In [0]:
from pyspark.sql import Row
from datetime import date
from pyspark.sql.types import (
    StructType,
    StructField,
    IntegerType,
    StringType,
    DateType,
    BooleanType
)

schema = StructType([
    StructField("id", IntegerType(), False),
    StructField("name", StringType(), False),
    StructField("region", StringType(), False),
    StructField("valid_from", DateType(), False),
    StructField("valid_to", DateType(), True),
    StructField("is_current", BooleanType(), False)
])

initial_data = [
    Row(id=1, name="Alice", region="East",  valid_from=date(2020,1,1), valid_to=None, is_current=True),
    Row(id=2, name="Bob",   region="West",  valid_from=date(2020,1,1), valid_to=None, is_current=True),
    Row(id=3, name="Carol", region="South", valid_from=date(2020,1,1), valid_to=None, is_current=True),
]

df_customers = spark.createDataFrame(initial_data, schema=schema)
df_customers.write.mode("overwrite").saveAsTable("customer_dim")

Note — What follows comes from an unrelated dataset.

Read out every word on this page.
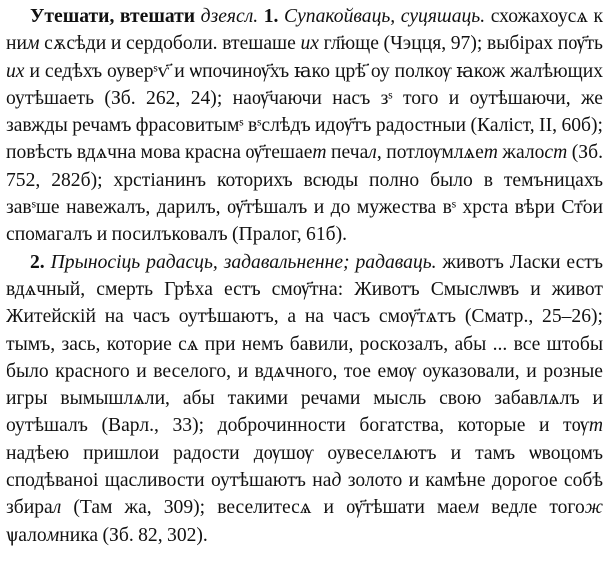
Утешати, втешати дзеясл. 1. Супакойваць, суцяшаць. схожахоусѧ к ним сѫсѣди и сердоболи. втешаше их гл҃юще (Чэцця, 97); выбірах пѹ҃ть их и седѣхъ оуверˢѵ҃ и ѡпочинѹ҃хъ ꙗко црѣ҃ оу полкѹ ꙗкож жалѣющих оутѣшаеть (Зб. 262, 24); наѹ҃чаючи насъ зˢ того и оутѣшаючи, же завжды речамъ фрасовитымˢ вˢслѣдъ идѹ҃тъ радостныи (Каліст, ІІ, 60б); повѣсть вдѧчна мова красна ѹ҃тешает печал, потлѹмлѧет жалост (Зб. 752, 282б); хрстіанинъ которихъ всюды полно было в темъницахъ завˢше навежалъ, дарилъ, ѹ҃тѣшалъ и до мужества вˢ хрста вѣри Ст҃ои спомагалъ и посилъковалъ (Пралог, 61б).

2. Прыносіць радасць, задавальненне; радаваць. животъ Ласки естъ вдѧчный, смерть Грѣха естъ смѹ҃тна: Животъ Смыслѡвъ и живот Житейскій на часъ оутѣшаютъ, а на часъ смѹ҃тѧтъ (Сматр., 25–26); тымъ, зась, которие сѧ при немъ бавили, роскозалъ, абы ... все штобы было красного и веселого, и вдѧчного, тое емѹ оуказовали, и розные игры вымышлѧли, абы такими речами мысль свою забавлѧлъ и оутѣшалъ (Варл., 33); доброчинности богатства, которые и тѹт надѣею пришлои радости дѹшѹ оувеселѧютъ и тамъ ѡвоцомъ сподѣваноi щасливости оутѣшаютъ над золото и камѣне дорогое собѣ збирал (Там жа, 309); веселитесѧ и ѹ҃тѣшати маем ведле тогож ѱаломника (Зб. 82, 302).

display(spark.sql("SELECT * FROM customer_dim"))

id,name,region,valid_from,valid_to,is_current
1,Alice,East,2020-01-01,,True
2,Bob,West,2020-01-01,,True
3,Carol,South,2020-01-01,,True


In [0]:
# Step 2a: Close old record (set valid_to + is_current=False)
spark.sql("""
UPDATE customer_dim
SET valid_to = DATE('2020-12-31'), is_current = false
WHERE id = 3 AND is_current = true
""")

# Step 2b: Insert new record for Carol in North
new_data = [
    Row(id=3, name="Carol", region="North",
        valid_from=date(2021,1,1), valid_to=None, is_current=True)
]
df_update = spark.createDataFrame(new_data, schema = schema)
df_update.write.mode("append").saveAsTable("customer_dim")

spark.sql("SELECT * FROM customer_dim ORDER BY id, valid_from").show()

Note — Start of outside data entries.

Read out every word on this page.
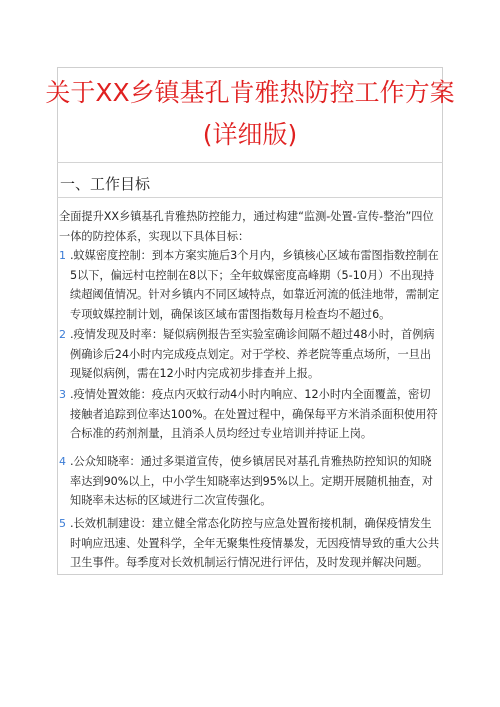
关于XX乡镇基孔肯雅热防控工作方案
(详细版)
一、工作目标
全面提升XX乡镇基孔肯雅热防控能力，通过构建“监测-处置-宣传-整治”四位一体的防控体系，实现以下具体目标：
1 .蚊媒密度控制：到本方案实施后3个月内，乡镇核心区域布雷图指数控制在5以下，偏远村屯控制在8以下；全年蚊媒密度高峰期（5-10月）不出现持续超阈值情况。针对乡镇内不同区域特点，如靠近河流的低洼地带，需制定专项蚊媒控制计划，确保该区域布雷图指数每月检查均不超过6。
2 .疫情发现及时率：疑似病例报告至实验室确诊间隔不超过48小时，首例病例确诊后24小时内完成疫点划定。对于学校、养老院等重点场所，一旦出现疑似病例，需在12小时内完成初步排查并上报。
3 .疫情处置效能：疫点内灭蚊行动4小时内响应、12小时内全面覆盖，密切接触者追踪到位率达100%。在处置过程中，确保每平方米消杀面积使用符合标准的药剂剂量，且消杀人员均经过专业培训并持证上岗。
4 .公众知晓率：通过多渠道宣传，使乡镇居民对基孔肯雅热防控知识的知晓率达到90%以上，中小学生知晓率达到95%以上。定期开展随机抽查，对知晓率未达标的区域进行二次宣传强化。
5 .长效机制建设：建立健全常态化防控与应急处置衔接机制，确保疫情发生时响应迅速、处置科学，全年无聚集性疫情暴发，无因疫情导致的重大公共卫生事件。每季度对长效机制运行情况进行评估，及时发现并解决问题。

+---+-----+------+----------+----------+----------+
| id| name|region|valid_from|  valid_to|is_current|
+---+-----+------+----------+----------+----------+
|  1|Alice|  East|2020-01-01|      NULL|      true|
|  2|  Bob|  West|2020-01-01|      NULL|      true|
|  3|Carol| South|2020-01-01|2020-12-31|     false|
|  3|Carol| North|2021-01-01|      NULL|      true|
+---+-----+------+----------+----------+----------+



In [0]:
%sql
-- Show full history of a customer
SELECT * FROM customer_dim WHERE id = 3 ORDER BY valid_from;


id,name,region,valid_from,valid_to,is_current
3,Carol,South,2020-01-01,2020-12-31,False
3,Carol,North,2021-01-01,,True